Volatility Token holders can long the vault yield and earn leveraged returns.
Lending Market LP Tokens
Lending protocols often find it challenging to stand out in the market as most can only offer variable yields, and those that provide fixed yields have struggled to achieve product-market fit due to suboptimal user experience, scalability problems, and lack of capital efficiency.
However, similar to yield-bearing stablecoins, Stable Jack can offer yield trade market on lending markets.
Yield Token holders will earn a fixed yield on LP Tokens. This will enable investors to hedge yield volatility risk.
Volatility Token holders can long the LP Token yield and earn leveraged returns.
Yield vs Points Trade
Yield-Bearing Stablecoins
This year we have experienced many stablecoin projects taking place, with different methods of collateralization. Most of them by focusing on yield, and points created significant opportunities for investors.
Stable Jack allows investors to access either leveraged stablecoin yield or leveraged points exposure.
Yield Token holders can access leveraged stablecoin yield with principal protection.
Points Token holders can access leveraged points exposure with principal protection.
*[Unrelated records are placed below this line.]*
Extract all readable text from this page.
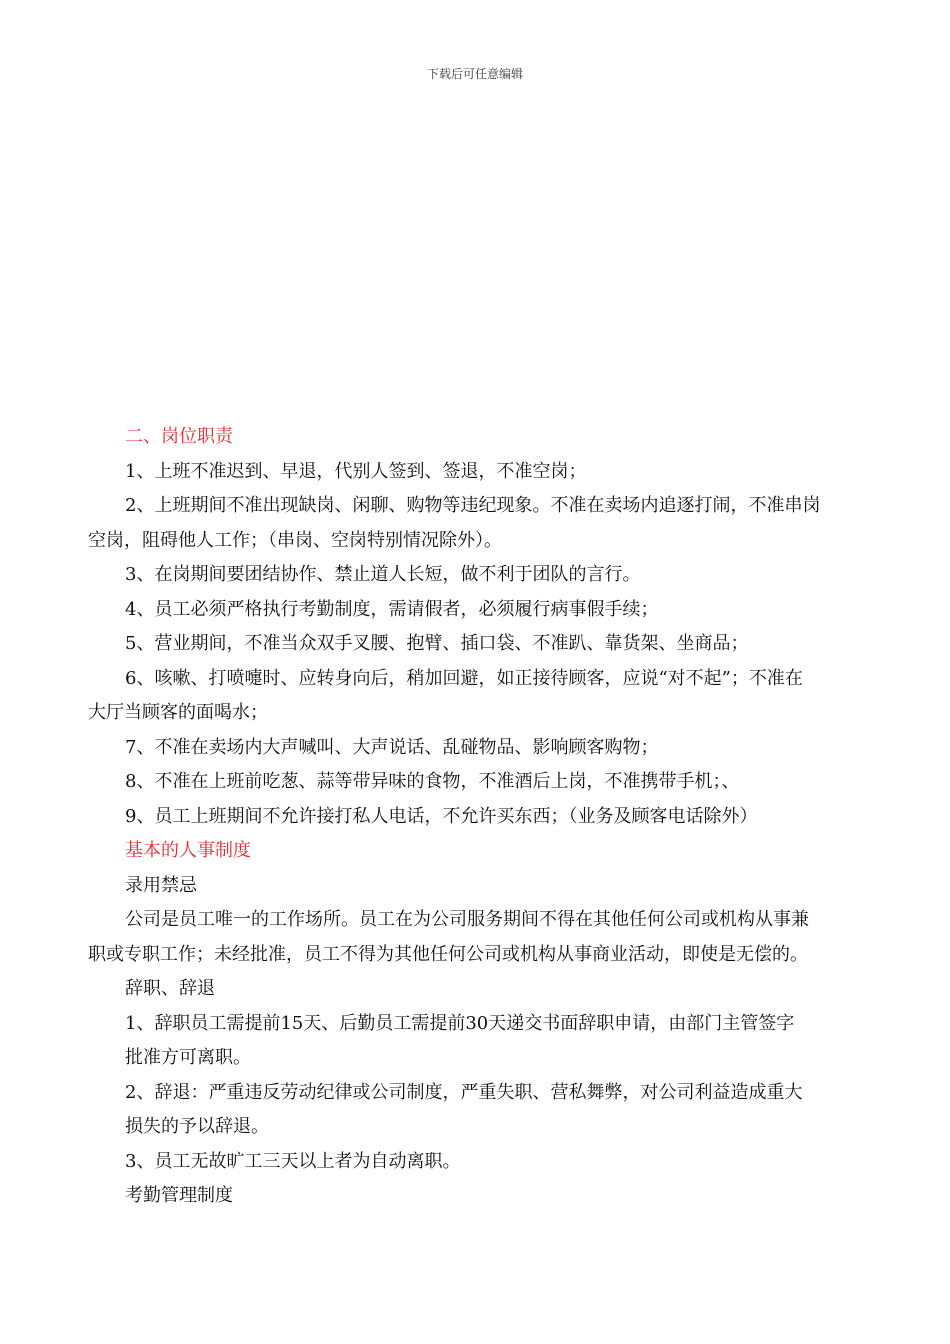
下载后可任意编辑
二、岗位职责
1、上班不准迟到、早退，代别人签到、签退，不准空岗；
2、上班期间不准出现缺岗、闲聊、购物等违纪现象。不准在卖场内追逐打闹，不准串岗
空岗，阻碍他人工作；（串岗、空岗特别情况除外）。
3、在岗期间要团结协作、禁止道人长短，做不利于团队的言行。
4、员工必须严格执行考勤制度，需请假者，必须履行病事假手续；
5、营业期间，不准当众双手叉腰、抱臂、插口袋、不准趴、靠货架、坐商品；
6、咳嗽、打喷嚏时、应转身向后，稍加回避，如正接待顾客，应说“对不起”；不准在
大厅当顾客的面喝水；
7、不准在卖场内大声喊叫、大声说话、乱碰物品、影响顾客购物；
8、不准在上班前吃葱、蒜等带异味的食物，不准酒后上岗，不准携带手机；、
9、员工上班期间不允许接打私人电话，不允许买东西；（业务及顾客电话除外）
基本的人事制度
录用禁忌
公司是员工唯一的工作场所。员工在为公司服务期间不得在其他任何公司或机构从事兼
职或专职工作；未经批准，员工不得为其他任何公司或机构从事商业活动，即使是无偿的。
辞职、辞退
1、辞职员工需提前15天、后勤员工需提前30天递交书面辞职申请，由部门主管签字
批准方可离职。
2、辞退：严重违反劳动纪律或公司制度，严重失职、营私舞弊，对公司利益造成重大
损失的予以辞退。
3、员工无故旷工三天以上者为自动离职。
考勤管理制度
Liquid Staking and Liquid Restaking Protocols
LST and LRTs gained significant attraction as investors wanted to speculate on the token rewards. Stable Jack enables investors to either get leveraged LST yield or leveraged points exposure.
Yield Token holders can access leveraged yield exposure while maintaining their exposure to the collateral asset.
Points Token holders can access leveraged points exposure with principal protection.
Lending LP Tokens
Lending protocols run incentive campaigns that mix with points and token incentives. Stable Jack will allow investors to get exposed to either leveraged yield or speculative reward exposure.
Yield Token holders will earn leveraged yield from LP tokens.
Volatility Token holders will earn leveraged speculative token rewards or points.
DEX LP Tokens
DEXs run incentive campaigns that mix with points and token incentives. Stable Jack will allow investors to get exposed to either leveraged yield or speculative reward exposure.
Or, as another option, Stable Jack can just offer fixed and leveraged yield on top LP Tokens.
Yield Token holders can earn a leveraged yield on DEX LP Tokens while maintaining their principal.
Points Token holders can earn leveraged points or token rewards exposure while maintaining their principal.
Yield vs Volatility Trade
Liquid Staking and Liquid Restaking Protocols
LST and LRT tokens are great collateral assets as they have volatility and yield which can be stripped into two different tokens to allow users to opt for leveraged yield exposure or leverage exposure to collateral assets without liquidation risk.
Yield Token holders can access leveraged yield exposure on a USD-pegged yield-bearing asset which makes it a valuable collateral asset.
Volatility Token holders can achieve leveraged long exposure on the collateral asset without liquidation risk or paying any funding fee. This will allow them to beat the price action of the collateral asset in the long term.